As for kids...well...only time will tell how expensive they will get; but they also say that kids get as expensive as you allow them to become.

Cars at 16? Not sure yet ...although I do understand this is US where a car is a crutch, not a choice (it leaves you literally handicapped if you don't have it).
Sports team? Not gonna happen with my "athlete". He is anything BUT athletic and I just don't see such expenses happening in the future.
He is musically inclined though and we just busted a few hundred dollars on a used piano so he can start lessons...so I don't know where that would lead.
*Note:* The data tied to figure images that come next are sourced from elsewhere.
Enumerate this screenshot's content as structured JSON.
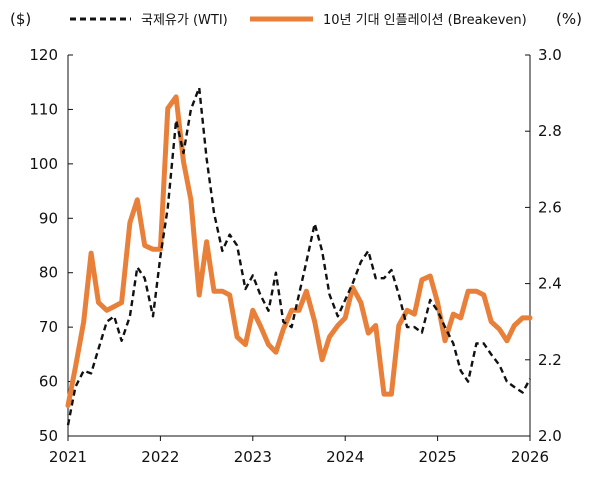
{
  "chart_data": {
    "type": "line",
    "left_unit": "($)",
    "right_unit": "(%)",
    "left_axis": {
      "min": 50,
      "max": 120,
      "ticks": [
        "50",
        "60",
        "70",
        "80",
        "90",
        "100",
        "110",
        "120"
      ]
    },
    "right_axis": {
      "min": 2.0,
      "max": 3.0,
      "ticks": [
        "2.0",
        "2.2",
        "2.4",
        "2.6",
        "2.8",
        "3.0"
      ]
    },
    "x_axis": {
      "min": 2021.0,
      "max": 2026.0,
      "ticks": [
        "2021",
        "2022",
        "2023",
        "2024",
        "2025",
        "2026"
      ]
    },
    "series": [
      {
        "name": "국제유가 (WTI)",
        "axis": "left",
        "color": "#111111",
        "style": "dashed",
        "x": [
          2021.0,
          2021.08,
          2021.17,
          2021.25,
          2021.33,
          2021.42,
          2021.5,
          2021.58,
          2021.67,
          2021.75,
          2021.83,
          2021.92,
          2022.0,
          2022.08,
          2022.17,
          2022.25,
          2022.33,
          2022.42,
          2022.5,
          2022.58,
          2022.67,
          2022.75,
          2022.83,
          2022.92,
          2023.0,
          2023.08,
          2023.17,
          2023.25,
          2023.33,
          2023.42,
          2023.5,
          2023.58,
          2023.67,
          2023.75,
          2023.83,
          2023.92,
          2024.0,
          2024.08,
          2024.17,
          2024.25,
          2024.33,
          2024.42,
          2024.5,
          2024.58,
          2024.67,
          2024.75,
          2024.83,
          2024.92,
          2025.0,
          2025.08,
          2025.17,
          2025.25,
          2025.33,
          2025.42,
          2025.5,
          2025.58,
          2025.67,
          2025.75,
          2025.83,
          2025.92,
          2026.0
        ],
        "values": [
          52,
          59,
          62,
          61.5,
          66,
          71,
          72,
          67.5,
          72,
          81,
          79,
          72,
          83,
          92,
          108,
          102,
          110,
          114,
          101,
          91,
          84,
          87,
          85,
          77,
          79.5,
          76,
          73,
          80,
          71,
          70,
          76,
          82,
          89,
          84,
          76,
          72,
          75,
          78,
          82,
          84,
          79,
          79,
          80.5,
          76,
          70,
          70,
          69,
          75,
          73,
          70,
          67,
          62,
          60,
          67,
          67,
          65,
          63,
          60,
          59,
          58,
          60.5
        ]
      },
      {
        "name": "10년 기대 인플레이션 (Breakeven)",
        "axis": "right",
        "color": "#e8803a",
        "style": "solid",
        "x": [
          2021.0,
          2021.08,
          2021.17,
          2021.25,
          2021.33,
          2021.42,
          2021.5,
          2021.58,
          2021.67,
          2021.75,
          2021.83,
          2021.92,
          2022.0,
          2022.08,
          2022.17,
          2022.25,
          2022.33,
          2022.42,
          2022.5,
          2022.58,
          2022.67,
          2022.75,
          2022.83,
          2022.92,
          2023.0,
          2023.08,
          2023.17,
          2023.25,
          2023.33,
          2023.42,
          2023.5,
          2023.58,
          2023.67,
          2023.75,
          2023.83,
          2023.92,
          2024.0,
          2024.08,
          2024.17,
          2024.25,
          2024.33,
          2024.42,
          2024.5,
          2024.58,
          2024.67,
          2024.75,
          2024.83,
          2024.92,
          2025.0,
          2025.08,
          2025.17,
          2025.25,
          2025.33,
          2025.42,
          2025.5,
          2025.58,
          2025.67,
          2025.75,
          2025.83,
          2025.92,
          2026.0
        ],
        "values": [
          2.08,
          2.18,
          2.3,
          2.48,
          2.35,
          2.33,
          2.34,
          2.35,
          2.56,
          2.62,
          2.5,
          2.49,
          2.49,
          2.86,
          2.89,
          2.72,
          2.62,
          2.37,
          2.51,
          2.38,
          2.38,
          2.37,
          2.26,
          2.24,
          2.33,
          2.29,
          2.24,
          2.22,
          2.28,
          2.33,
          2.33,
          2.38,
          2.3,
          2.2,
          2.26,
          2.29,
          2.31,
          2.39,
          2.35,
          2.27,
          2.29,
          2.11,
          2.11,
          2.29,
          2.33,
          2.32,
          2.41,
          2.42,
          2.35,
          2.25,
          2.32,
          2.31,
          2.38,
          2.38,
          2.37,
          2.3,
          2.28,
          2.25,
          2.29,
          2.31,
          2.31
        ]
      }
    ],
    "legend_position": "top",
    "grid": false
  }
}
Paying for college board (expenses in addition to tuition?) so that the children can experience "college life", as in drinking, partying and feeling like they're independent when they actually aren't? Not so much.
I am of the mind: what's wrong with mama's house and mama's food while they study? Room to bring girlfriend in, even over night, will be made available.

What else?...

Well, you get the idea. But only time will tell about such aspects, of course.